CAIR-PA Offers to Mediate Firefighter Beard Dispute

Islamic group says safety and religious accommodation are compatible

(PHILADELPHIA, PA, 9/21/2005) – The Philadelphia office of the Council on American-Islamic Relations (CAIR-Philly) today offered to help mediate a dispute over whether Muslim firefighters in that city may wear beards for religious reasons.

CAIR-Philly said its national office has assisted in the resolution of beard-related cases involving other public institutions such as the Virginia Department of Corrections, the Detroit Fire Department and the New York State Park Police.

A city lawyer argued yesterday that safety concerns should prevent a Muslim firefighter from wearing a religious beard. The city says facial hair interferes with the tight seal needed on face masks. A Muslim firefighter has sued the city saying the prohibition of beards violates the Pennsylvania Religious Freedom Protection Act.

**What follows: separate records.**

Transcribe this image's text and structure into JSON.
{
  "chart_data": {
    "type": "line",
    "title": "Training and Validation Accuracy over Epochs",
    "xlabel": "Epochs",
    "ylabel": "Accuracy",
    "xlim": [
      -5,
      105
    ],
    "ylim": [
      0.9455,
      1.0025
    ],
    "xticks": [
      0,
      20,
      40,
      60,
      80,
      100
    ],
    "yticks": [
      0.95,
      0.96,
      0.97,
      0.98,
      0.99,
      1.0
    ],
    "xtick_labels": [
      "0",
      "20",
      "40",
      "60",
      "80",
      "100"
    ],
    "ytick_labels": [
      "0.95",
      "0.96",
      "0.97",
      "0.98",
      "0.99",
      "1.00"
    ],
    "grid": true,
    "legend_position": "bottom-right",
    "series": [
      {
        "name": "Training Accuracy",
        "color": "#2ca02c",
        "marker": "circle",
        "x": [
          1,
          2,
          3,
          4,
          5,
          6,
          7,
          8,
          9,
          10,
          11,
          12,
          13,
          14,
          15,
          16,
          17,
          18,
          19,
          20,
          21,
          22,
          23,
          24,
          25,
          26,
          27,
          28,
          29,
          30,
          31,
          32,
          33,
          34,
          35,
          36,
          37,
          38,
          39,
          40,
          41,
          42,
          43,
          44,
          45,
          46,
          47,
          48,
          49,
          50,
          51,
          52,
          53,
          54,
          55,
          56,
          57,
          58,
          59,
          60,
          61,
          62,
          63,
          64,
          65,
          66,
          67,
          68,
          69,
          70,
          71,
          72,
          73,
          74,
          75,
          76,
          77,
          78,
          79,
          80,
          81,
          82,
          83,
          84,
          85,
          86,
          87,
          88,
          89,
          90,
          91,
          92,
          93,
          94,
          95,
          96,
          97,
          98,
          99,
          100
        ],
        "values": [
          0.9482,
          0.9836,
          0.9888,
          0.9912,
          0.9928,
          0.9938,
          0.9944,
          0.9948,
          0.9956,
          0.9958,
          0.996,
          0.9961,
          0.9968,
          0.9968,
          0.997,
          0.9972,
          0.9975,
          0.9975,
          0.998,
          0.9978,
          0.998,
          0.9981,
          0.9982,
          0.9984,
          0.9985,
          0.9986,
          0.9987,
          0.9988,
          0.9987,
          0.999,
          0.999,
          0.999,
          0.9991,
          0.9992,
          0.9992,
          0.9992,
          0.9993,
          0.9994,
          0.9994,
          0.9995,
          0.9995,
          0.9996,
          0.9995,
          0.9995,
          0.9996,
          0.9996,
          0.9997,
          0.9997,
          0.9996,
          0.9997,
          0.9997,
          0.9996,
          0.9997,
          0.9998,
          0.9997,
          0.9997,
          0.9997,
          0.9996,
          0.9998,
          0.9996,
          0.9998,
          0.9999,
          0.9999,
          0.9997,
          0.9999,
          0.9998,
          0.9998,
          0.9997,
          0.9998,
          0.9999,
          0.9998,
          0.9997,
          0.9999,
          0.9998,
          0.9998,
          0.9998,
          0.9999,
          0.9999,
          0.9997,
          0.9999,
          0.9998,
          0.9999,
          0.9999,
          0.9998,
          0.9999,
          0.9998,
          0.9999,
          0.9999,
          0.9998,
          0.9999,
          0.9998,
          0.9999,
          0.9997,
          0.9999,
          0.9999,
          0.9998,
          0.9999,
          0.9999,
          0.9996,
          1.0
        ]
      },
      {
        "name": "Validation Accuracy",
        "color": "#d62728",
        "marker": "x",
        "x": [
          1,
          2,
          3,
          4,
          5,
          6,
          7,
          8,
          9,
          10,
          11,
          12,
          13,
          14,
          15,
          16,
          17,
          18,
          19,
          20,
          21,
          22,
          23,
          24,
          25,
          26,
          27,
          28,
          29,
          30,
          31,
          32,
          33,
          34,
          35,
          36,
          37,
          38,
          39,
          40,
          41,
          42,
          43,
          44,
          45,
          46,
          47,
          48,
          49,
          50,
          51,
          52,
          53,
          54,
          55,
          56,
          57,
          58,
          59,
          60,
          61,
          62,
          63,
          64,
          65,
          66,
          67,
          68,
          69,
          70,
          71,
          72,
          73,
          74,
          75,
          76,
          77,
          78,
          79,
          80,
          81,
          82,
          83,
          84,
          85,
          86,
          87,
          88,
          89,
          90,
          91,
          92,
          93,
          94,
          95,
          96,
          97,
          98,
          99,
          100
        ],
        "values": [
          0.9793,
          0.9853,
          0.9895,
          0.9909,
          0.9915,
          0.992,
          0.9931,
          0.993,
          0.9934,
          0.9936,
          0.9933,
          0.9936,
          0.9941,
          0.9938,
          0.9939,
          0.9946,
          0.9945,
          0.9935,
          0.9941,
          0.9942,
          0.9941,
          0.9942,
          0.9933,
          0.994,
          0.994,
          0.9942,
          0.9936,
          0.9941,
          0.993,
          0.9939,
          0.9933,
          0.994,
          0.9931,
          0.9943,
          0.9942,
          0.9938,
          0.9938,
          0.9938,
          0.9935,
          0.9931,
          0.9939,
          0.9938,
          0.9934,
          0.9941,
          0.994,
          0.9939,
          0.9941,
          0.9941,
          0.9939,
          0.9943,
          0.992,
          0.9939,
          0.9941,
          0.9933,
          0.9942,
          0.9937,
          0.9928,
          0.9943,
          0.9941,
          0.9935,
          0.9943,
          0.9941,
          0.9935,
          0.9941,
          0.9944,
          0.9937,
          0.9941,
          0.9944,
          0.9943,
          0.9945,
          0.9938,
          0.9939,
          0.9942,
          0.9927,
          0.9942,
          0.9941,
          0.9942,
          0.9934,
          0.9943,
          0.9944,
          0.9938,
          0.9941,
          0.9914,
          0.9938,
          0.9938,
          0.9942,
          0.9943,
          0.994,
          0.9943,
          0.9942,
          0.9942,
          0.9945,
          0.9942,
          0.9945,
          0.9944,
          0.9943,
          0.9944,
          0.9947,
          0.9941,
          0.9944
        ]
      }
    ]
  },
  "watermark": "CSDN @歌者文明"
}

SEE: “Safety Crucial in Firefighter-Beard Case, City Argues”

CAIR says there are alternative types of face masks that might satisfy safety and religious concerns. In support of that claim, CAIR cited a 1996 OSHA “interpretation” that read in part: “The OSHA standard does allow beards with the use of respirators that do not rely on a tight face piece seal between the respirator inlet covering and the underlying skin (i.e., both loose fitting helmets and hoods are acceptable in this regard).” The council also cited a 2003 statement by Assistant Secretary of Labor for Occupational Safety and Health John L. Henshaw, who wrote: “Some types of respirators do not require a face seal and can usually be worn by bearded employees. Specifically, these are positive pressure respirators of the hood and helmet type, and types that can be used with a continuous-flow, supplied-air respirator, where facial hair and beards will have less effect on the fit.”

“Safety and religious accommodation are not mutually-exclusive and we would like an opportunity to demonstrate that fact to city officials,” said CAIR-Philly Communications Director Adeeba Al-Zaman. Al-Zaman said a CAIR booklet, called “An Employer’s Guide to Islamic Religious Practices,” is designed to prevent these incidents from occurring.

The guide is available at:

CAIR, America’s largest Muslim civil liberties group, has 31 offices and chapters nationwide and in Canada. Its mission is to enhance the understanding of Islam, encourage dialogue, protect civil liberties, empower American Muslims, and build coalitions that promote justice and mutual understanding.